North Carolina State Court Analyzes Privilege Protection for Communications Among Corporate Affiliates

November 13, 2013

One surprisingly open question in corporate privilege law involves the legal basis for corporations to claim privilege protection for their lawyers’ communications with their corporate affiliates’ employees. Various courts have found that: (1) a corporation’s lawyer represents the whole corporate family as a single “client”; (2) the lawyer represents the affiliated corporations as “joint clients”; or (3) the privilege rests on a common legal interest among the corporate affiliates.

In SCR-Tech LLC v. Evonik Energy Services LLC, 2013 NCBC 42 (N.C. Super. Ct. Aug. 13, 2013), a North Carolina court reviewed the very sparse case law on this issue. The court dealt with communications to and from plaintiff SCR-Tech: (1) when the company was partially owned by Ebinger; (2) when the company was then sold to, and wholly owned by, Catalytica, and (3) when the company later entered into a “common interest agreement” with Ebinger, because both faced similar litigation.
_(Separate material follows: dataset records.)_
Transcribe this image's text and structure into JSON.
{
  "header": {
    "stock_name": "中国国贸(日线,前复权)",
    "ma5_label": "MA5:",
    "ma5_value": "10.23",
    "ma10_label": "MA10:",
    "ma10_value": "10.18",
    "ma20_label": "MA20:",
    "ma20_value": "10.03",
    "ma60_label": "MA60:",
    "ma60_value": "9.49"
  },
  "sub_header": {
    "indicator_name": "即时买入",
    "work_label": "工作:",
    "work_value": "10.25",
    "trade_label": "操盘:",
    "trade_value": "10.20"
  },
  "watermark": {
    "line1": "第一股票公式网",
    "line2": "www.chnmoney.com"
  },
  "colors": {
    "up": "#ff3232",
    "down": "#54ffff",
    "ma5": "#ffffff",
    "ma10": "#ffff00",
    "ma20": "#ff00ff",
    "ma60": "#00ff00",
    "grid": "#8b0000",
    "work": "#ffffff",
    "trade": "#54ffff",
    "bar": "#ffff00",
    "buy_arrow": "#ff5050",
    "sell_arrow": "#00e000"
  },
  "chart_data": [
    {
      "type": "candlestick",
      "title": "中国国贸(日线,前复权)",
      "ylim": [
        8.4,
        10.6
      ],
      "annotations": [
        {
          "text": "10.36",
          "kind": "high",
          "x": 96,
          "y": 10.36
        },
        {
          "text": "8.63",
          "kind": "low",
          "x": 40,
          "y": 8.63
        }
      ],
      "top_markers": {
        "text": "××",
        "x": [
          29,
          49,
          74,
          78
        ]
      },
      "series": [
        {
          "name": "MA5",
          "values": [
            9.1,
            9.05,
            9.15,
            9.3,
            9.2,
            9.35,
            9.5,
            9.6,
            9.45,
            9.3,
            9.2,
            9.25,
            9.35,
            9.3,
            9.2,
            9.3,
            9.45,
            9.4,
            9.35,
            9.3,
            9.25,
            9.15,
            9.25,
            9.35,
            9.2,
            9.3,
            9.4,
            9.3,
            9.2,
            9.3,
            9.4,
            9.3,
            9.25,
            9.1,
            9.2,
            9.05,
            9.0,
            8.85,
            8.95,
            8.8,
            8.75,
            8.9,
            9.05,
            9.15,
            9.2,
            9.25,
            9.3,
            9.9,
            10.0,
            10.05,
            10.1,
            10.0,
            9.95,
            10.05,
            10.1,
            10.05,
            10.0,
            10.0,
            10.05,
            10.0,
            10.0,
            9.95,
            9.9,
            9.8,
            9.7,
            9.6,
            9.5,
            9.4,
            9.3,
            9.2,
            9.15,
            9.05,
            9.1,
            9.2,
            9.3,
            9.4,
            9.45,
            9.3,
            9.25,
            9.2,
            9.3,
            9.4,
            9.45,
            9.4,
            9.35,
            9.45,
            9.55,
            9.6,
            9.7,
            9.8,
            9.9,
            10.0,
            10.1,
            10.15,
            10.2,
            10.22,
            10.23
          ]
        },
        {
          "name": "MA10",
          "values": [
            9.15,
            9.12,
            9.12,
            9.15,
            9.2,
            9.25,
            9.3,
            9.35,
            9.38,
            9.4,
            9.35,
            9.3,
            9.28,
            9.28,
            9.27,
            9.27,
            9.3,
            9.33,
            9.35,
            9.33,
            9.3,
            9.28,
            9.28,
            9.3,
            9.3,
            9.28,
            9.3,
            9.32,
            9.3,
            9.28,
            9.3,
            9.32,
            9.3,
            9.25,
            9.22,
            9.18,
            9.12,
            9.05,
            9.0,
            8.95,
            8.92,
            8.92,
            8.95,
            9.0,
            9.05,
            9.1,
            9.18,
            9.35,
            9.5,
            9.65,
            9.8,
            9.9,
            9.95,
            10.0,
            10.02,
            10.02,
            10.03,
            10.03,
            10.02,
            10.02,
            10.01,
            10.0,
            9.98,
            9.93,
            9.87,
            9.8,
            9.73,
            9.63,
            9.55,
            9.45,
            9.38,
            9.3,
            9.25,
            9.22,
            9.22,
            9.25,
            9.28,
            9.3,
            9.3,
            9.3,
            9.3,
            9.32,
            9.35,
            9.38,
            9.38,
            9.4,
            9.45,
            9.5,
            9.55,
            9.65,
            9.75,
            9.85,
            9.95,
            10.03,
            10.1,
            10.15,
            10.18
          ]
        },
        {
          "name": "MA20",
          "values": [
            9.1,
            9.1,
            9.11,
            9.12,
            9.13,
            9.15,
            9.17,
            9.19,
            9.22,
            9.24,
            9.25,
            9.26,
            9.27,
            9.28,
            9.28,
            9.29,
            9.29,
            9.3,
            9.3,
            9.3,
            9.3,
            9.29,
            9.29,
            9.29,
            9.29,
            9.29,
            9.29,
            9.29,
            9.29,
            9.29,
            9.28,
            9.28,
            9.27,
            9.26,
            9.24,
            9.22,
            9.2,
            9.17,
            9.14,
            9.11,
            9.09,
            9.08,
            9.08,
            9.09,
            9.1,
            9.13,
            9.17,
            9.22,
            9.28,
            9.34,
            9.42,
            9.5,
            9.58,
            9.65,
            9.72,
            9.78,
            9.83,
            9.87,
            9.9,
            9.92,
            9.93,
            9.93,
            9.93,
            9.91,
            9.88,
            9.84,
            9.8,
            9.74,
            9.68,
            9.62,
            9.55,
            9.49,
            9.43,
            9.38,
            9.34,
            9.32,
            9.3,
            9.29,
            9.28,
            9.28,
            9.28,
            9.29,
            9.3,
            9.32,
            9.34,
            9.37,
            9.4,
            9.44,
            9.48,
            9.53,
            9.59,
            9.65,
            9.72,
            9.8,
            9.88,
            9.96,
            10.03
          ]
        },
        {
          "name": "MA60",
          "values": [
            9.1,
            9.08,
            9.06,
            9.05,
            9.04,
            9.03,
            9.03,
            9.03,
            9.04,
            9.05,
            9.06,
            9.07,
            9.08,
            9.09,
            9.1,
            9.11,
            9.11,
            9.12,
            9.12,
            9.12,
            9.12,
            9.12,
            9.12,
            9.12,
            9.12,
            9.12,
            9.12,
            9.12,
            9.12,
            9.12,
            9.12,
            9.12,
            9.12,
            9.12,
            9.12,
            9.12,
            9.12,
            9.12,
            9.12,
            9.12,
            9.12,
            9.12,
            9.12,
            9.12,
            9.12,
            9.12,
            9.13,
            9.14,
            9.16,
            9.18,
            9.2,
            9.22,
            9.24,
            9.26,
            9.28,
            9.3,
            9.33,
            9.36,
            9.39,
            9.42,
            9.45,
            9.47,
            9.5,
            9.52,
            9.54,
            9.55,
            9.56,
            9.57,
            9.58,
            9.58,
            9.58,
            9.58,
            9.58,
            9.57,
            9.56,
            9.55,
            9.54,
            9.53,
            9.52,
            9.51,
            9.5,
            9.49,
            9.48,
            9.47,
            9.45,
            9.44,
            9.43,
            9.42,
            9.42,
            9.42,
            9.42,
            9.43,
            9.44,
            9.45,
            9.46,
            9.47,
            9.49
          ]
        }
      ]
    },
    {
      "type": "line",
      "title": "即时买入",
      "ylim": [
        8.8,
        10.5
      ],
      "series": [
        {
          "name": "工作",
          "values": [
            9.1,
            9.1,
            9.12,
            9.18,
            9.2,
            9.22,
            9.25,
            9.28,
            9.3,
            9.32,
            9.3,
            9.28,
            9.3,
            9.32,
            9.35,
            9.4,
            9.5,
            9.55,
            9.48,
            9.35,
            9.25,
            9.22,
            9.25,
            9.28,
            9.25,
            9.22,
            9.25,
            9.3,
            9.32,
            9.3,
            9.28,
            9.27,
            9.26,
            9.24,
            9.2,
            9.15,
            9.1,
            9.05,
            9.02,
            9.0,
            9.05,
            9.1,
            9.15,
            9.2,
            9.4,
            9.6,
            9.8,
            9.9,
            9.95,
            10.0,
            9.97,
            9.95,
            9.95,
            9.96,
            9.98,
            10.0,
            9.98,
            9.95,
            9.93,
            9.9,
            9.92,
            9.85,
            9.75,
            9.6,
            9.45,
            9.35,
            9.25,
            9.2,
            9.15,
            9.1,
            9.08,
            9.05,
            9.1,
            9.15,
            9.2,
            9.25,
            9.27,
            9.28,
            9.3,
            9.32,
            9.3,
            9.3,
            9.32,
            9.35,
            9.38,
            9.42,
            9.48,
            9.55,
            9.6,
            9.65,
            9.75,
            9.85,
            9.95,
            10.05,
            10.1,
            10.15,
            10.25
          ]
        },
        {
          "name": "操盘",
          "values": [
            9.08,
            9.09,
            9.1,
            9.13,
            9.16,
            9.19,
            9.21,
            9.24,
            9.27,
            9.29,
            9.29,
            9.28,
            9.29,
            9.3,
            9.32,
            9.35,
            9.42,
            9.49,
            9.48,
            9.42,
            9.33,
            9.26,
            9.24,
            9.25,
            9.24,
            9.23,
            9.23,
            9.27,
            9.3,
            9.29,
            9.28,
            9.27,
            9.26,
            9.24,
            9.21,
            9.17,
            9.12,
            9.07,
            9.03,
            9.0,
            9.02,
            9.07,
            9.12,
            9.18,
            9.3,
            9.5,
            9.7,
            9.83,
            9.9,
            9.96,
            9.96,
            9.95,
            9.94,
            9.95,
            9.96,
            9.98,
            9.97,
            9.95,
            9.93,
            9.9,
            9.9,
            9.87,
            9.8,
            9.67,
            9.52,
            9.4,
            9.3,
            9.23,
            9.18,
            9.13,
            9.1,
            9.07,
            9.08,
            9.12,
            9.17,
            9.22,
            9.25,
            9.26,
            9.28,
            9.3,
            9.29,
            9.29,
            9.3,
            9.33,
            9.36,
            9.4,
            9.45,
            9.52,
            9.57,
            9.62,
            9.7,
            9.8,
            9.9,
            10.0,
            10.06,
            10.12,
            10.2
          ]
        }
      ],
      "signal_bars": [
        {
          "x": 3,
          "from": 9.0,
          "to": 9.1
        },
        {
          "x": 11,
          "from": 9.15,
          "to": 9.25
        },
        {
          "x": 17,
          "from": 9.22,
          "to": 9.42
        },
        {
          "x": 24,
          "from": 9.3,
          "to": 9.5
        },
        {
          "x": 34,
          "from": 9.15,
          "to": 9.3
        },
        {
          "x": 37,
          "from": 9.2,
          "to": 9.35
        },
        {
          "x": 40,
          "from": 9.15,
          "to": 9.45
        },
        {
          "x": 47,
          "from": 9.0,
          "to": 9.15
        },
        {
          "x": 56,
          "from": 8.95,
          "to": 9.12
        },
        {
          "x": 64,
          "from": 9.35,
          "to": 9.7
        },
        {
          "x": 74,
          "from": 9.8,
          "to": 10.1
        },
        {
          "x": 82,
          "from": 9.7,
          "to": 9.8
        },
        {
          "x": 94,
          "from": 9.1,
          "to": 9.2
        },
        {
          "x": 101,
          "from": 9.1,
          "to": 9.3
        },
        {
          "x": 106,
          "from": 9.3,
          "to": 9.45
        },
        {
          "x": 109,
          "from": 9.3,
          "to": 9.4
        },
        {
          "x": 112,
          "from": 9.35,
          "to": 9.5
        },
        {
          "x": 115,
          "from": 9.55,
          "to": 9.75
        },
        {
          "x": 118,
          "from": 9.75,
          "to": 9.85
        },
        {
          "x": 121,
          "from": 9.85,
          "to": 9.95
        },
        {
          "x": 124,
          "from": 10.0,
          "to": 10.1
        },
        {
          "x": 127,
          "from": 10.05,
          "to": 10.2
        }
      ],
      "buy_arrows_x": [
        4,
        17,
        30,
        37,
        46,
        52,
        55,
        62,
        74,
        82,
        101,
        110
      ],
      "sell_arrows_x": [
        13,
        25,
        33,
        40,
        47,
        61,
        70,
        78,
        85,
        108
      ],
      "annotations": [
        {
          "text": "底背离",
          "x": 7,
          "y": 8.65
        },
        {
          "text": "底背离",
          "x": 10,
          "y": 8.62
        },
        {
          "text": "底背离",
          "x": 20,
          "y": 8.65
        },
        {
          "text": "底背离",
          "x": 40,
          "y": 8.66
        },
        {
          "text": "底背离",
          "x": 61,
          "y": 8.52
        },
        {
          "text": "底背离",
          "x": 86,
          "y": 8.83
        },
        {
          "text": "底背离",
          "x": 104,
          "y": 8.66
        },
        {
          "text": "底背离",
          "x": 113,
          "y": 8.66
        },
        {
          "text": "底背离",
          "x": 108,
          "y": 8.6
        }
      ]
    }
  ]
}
The court applied a sort of sliding scale, considering both the percentage of ownership and any “shared legal interest.” Id. ¶ 18. The court concluded that the privilege protected communications during all three situations, because (1) SCR-Tech’s shared legal interest with Ebinger meant that the court did not have to determine whether Ebinger’s 37.5% ownership (which gave it control) was “too limited” to assure privilege protection by itself; (2) Catalytica’s 100% ownership of, and shared legal interest with, SCR-Tech assured privilege protection; (3) the “common interest” doctrine could protect communications between SCR-Tech and its former controlling shareholder Ebinger even in the absence of any corporate affiliation at that time. Id. ¶¶ 15, 19-26.

The court’s most significant contribution to the scant jurisprudence involves the recognition that the privilege can protect corporate affiliates’ communications based on control rather than 100% ownership. In nearly every situation, corporate affiliates should be able to satisfy the “shared legal interest” part of the equation.